A filter (in the sense of cjeris' writeup over there) E on a set X is called an ultrafilter if it is "maximal":

X admits no filter F such that E is a strict subset of F.

A principal ultrafilter Ex (for some x∈X) is a trivial example of an ultrafilter. If X is finite then it's obvious that no other ultrafilters exist. What if X is infinite?

Well, using Zorn's lemma (or the equivalent Hausdorff maximality lemma or Axiom of Choice, take your foundational pick) we can show that other (non-principal) ultrafilters exist.

A correspondence exists between the objects created in non-standard analysis and ultrafilters.

What ARE ultrafilters?

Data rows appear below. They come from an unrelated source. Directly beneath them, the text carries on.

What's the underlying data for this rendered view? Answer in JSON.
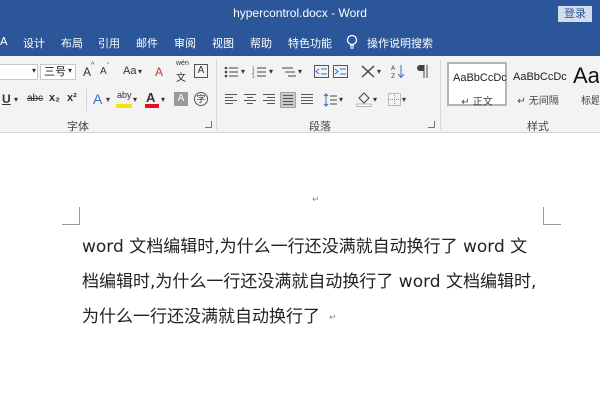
{
  "window": {
    "title": "hypercontrol.docx  -  Word",
    "login_label": "登录"
  },
  "menu": {
    "items": [
      "A",
      "设计",
      "布局",
      "引用",
      "邮件",
      "审阅",
      "视图",
      "帮助",
      "特色功能"
    ],
    "tell_me": "操作说明搜索"
  },
  "ribbon": {
    "font": {
      "size_value": "三号",
      "grow_label": "A",
      "shrink_label": "A",
      "case_label": "Aa",
      "clear_format_label": "A",
      "phonetic_label": "wén",
      "border_label": "A",
      "underline_label": "U",
      "strike_label": "abc",
      "subscript_label": "x₂",
      "superscript_label": "x²",
      "effects_label": "A",
      "highlight_label": "aby",
      "color_label": "A",
      "shading_label": "A",
      "enclose_label": "字",
      "group_label": "字体"
    },
    "paragraph": {
      "group_label": "段落",
      "active_alignment": "justify"
    },
    "styles": {
      "group_label": "样式",
      "items": [
        {
          "sample": "AaBbCcDc",
          "name": "↵ 正文"
        },
        {
          "sample": "AaBbCcDc",
          "name": "↵ 无间隔"
        },
        {
          "sample": "Aa",
          "name": "标题"
        }
      ]
    },
    "colors": {
      "highlight": "#f4e400",
      "font_color": "#e81123",
      "ribbon_bg": "#f3f3f3",
      "title_bg": "#2b579a"
    }
  },
  "document": {
    "lines": [
      "word 文档编辑时,为什么一行还没满就自动换行了 word 文",
      "档编辑时,为什么一行还没满就自动换行了 word 文档编辑时,",
      "为什么一行还没满就自动换行了"
    ],
    "paragraph_mark": "↵"
  }
}
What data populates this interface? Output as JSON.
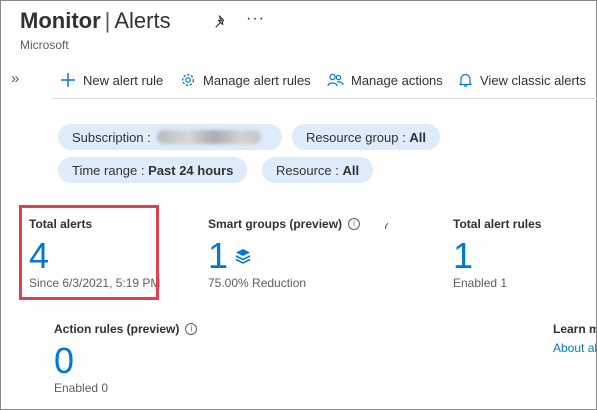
{
  "header": {
    "title_main": "Monitor",
    "title_sep": "|",
    "title_page": "Alerts",
    "subtitle": "Microsoft",
    "more_label": "···"
  },
  "nav": {
    "expand_label": "»"
  },
  "toolbar": {
    "new_alert_rule": "New alert rule",
    "manage_alert_rules": "Manage alert rules",
    "manage_actions": "Manage actions",
    "view_classic_alerts": "View classic alerts"
  },
  "filters": {
    "subscription": {
      "label": "Subscription :"
    },
    "resource_group": {
      "label": "Resource group :",
      "value": "All"
    },
    "time_range": {
      "label": "Time range :",
      "value": "Past 24 hours"
    },
    "resource": {
      "label": "Resource :",
      "value": "All"
    }
  },
  "tiles": {
    "total_alerts": {
      "label": "Total alerts",
      "value": "4",
      "sub": "Since 6/3/2021, 5:19 PM"
    },
    "smart_groups": {
      "label": "Smart groups (preview)",
      "value": "1",
      "sub": "75.00% Reduction"
    },
    "total_alert_rules": {
      "label": "Total alert rules",
      "value": "1",
      "sub": "Enabled 1"
    },
    "action_rules": {
      "label": "Action rules (preview)",
      "value": "0",
      "sub": "Enabled 0"
    },
    "learn_more": {
      "label": "Learn more",
      "link": "About alerts"
    }
  },
  "colors": {
    "accent": "#0078d4",
    "pill_bg": "#deecf9",
    "highlight": "#e2414b"
  }
}
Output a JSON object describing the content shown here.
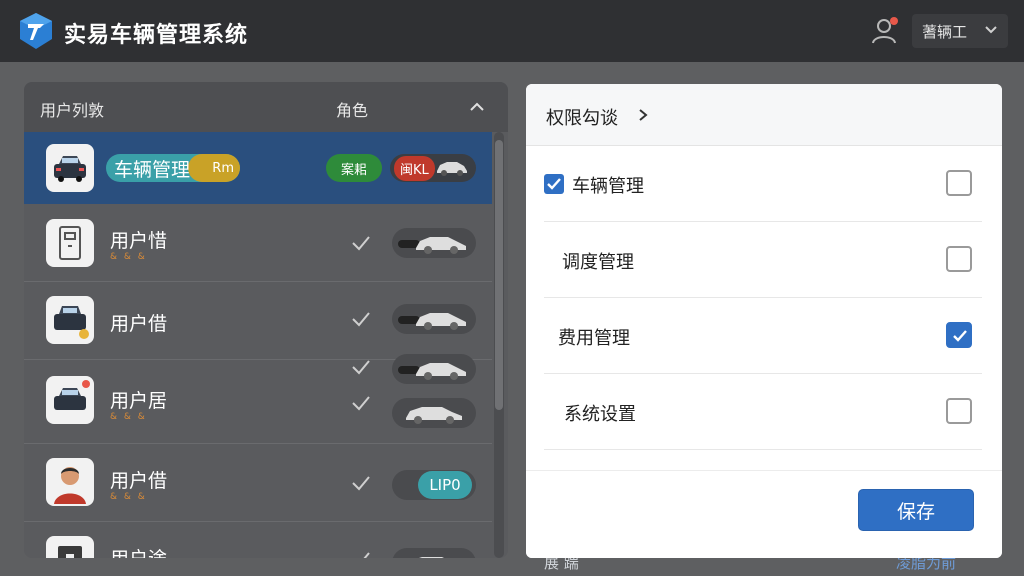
{
  "app": {
    "title": "实易车辆管理系统"
  },
  "header": {
    "user_name": "蓍辆工"
  },
  "left_panel": {
    "col_user": "用户列敦",
    "col_role": "角色",
    "rows": [
      {
        "name": "车辆管理",
        "tag": "Rm",
        "badge1": "案耜",
        "badge2": "闽KL",
        "selected": true
      },
      {
        "name": "用户惜",
        "sub": "& & &"
      },
      {
        "name": "用户借",
        "sub": ""
      },
      {
        "name": "用户居",
        "sub": "& & &"
      },
      {
        "name": "用户借",
        "sub": "& & &",
        "badge": "LIP0"
      },
      {
        "name": "用户途",
        "sub": ""
      }
    ]
  },
  "right_panel": {
    "title": "权限勾谈",
    "permissions": [
      {
        "label": "车辆管理",
        "checked": false,
        "lead_checked": true
      },
      {
        "label": "调度管理",
        "checked": false
      },
      {
        "label": "费用管理",
        "checked": true
      },
      {
        "label": "系统设置",
        "checked": false
      }
    ],
    "save_label": "保存",
    "bottom_left": "展 踹",
    "bottom_right": "凌脂为前"
  },
  "colors": {
    "topbar": "#2f3033",
    "selected_row": "#2a4f7e",
    "accent_blue": "#2f6fc4",
    "badge_green": "#2e8b3a",
    "badge_red": "#c0392b"
  }
}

A filter on X is one way of describing a classification of "almost all" elements of X. Say of A⊆X that it consists of "almost all" elements of X if A∈E. Note that the concepts "almost everywhere" (or "almost always") on a set of nonzero measure and of "second category" on a complete metric space give rise to filters: The filter of all sets with complement in X of measure zero, and the filter of all sets with complement of first category. So any filter can be treated as a generalisation of these concepts. But both of the original concepts have problems: not every set is measurable, and the topological concepts of Baire category theory are not necessarily applicable to any set. Any filter which is not an ultrafilter leaves similar "holes". By transforming our interest to an ultrafilter, we ensure that no holes are left.

Filters also occur in other places in mathematical logic, for instance in the construction of ultraproducts of models and their use. Los' theorem is the basis for work here. And interesting results about how first order logic can describe its world can be obtained. These often have no need to mention "ultrafilters"...

Yet more uses occur in algebra and analysis, of course.